Geoff Huston is doing a much better job in the March 2022 ISP Column – read the Higher Levels of Address Aggregation, and if you still need more technical details, there’s 30+ pages of RFC 4984.
I've just read Geoff's column. Somehow it doesn't offer much of an insight except from stating the problems that people have already known: the routing and address explosion. He didn't qualify what he meant by achieve: "Somehow, we’ve achieved this without regional aggregation", so that doesn't mean much.

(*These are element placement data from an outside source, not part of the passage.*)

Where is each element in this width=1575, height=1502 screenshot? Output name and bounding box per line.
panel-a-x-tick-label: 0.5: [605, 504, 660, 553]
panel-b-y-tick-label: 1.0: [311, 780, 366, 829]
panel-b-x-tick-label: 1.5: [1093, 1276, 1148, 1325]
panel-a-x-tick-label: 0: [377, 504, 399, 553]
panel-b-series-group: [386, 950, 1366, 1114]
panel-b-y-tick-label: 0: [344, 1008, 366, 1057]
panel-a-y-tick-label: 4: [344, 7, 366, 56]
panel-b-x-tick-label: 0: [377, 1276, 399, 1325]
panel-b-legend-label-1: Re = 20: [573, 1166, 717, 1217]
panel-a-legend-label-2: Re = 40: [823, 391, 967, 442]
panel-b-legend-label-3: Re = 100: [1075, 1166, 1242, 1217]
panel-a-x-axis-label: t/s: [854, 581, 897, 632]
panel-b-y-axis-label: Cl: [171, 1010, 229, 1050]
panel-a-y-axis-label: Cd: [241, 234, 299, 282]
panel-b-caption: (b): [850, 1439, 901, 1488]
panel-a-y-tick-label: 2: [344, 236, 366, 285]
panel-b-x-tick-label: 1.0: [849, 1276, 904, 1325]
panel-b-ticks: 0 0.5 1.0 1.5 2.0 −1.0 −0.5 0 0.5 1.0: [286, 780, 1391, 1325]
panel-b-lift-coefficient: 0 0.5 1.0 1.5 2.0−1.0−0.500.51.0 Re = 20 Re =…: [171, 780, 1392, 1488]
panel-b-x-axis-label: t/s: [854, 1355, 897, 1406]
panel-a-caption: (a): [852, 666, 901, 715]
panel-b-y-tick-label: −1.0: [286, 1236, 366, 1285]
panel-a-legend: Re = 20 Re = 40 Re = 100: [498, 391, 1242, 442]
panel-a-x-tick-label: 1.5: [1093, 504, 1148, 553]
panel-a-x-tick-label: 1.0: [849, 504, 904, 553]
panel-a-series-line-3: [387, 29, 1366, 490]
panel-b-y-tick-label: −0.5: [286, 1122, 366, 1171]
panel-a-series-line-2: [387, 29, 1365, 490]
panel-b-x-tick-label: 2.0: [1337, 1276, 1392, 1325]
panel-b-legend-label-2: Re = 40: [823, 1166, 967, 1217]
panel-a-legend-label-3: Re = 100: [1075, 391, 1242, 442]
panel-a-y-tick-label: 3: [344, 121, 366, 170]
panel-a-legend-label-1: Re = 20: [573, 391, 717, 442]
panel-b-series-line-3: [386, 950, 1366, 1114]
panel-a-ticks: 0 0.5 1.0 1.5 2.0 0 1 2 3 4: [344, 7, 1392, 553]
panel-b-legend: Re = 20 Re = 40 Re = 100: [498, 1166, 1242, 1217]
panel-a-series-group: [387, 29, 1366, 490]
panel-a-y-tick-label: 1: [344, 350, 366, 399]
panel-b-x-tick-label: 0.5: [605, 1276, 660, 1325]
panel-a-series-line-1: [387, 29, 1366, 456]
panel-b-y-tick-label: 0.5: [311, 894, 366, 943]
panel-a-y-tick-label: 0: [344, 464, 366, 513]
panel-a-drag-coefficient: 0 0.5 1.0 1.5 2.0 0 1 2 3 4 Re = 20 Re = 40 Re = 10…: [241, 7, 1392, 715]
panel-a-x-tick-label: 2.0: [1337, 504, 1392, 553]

Most of all, since John Day the originator of RINA -- IMO a very knowledgeable, down to earth and straightforward person who knows more about Networking than any man alive -- is still around, I'd say maybe someone can contact him directly and ask him this specific problem and how he would detail a solution as an engineering topic. He's already provided the part of the answer in chapter 8 of his book, Patterns in Network Architecture: A Return to Fundamentals, on why and a little bit of how, topologically-protected addressing can address provider's sharing issues -- now I'm not sure if Geoff has read it -- but surely people who seek a deeper answer rather than just mindlessly consume dogma can ask him questions if they're genuinely interested in Networking problems.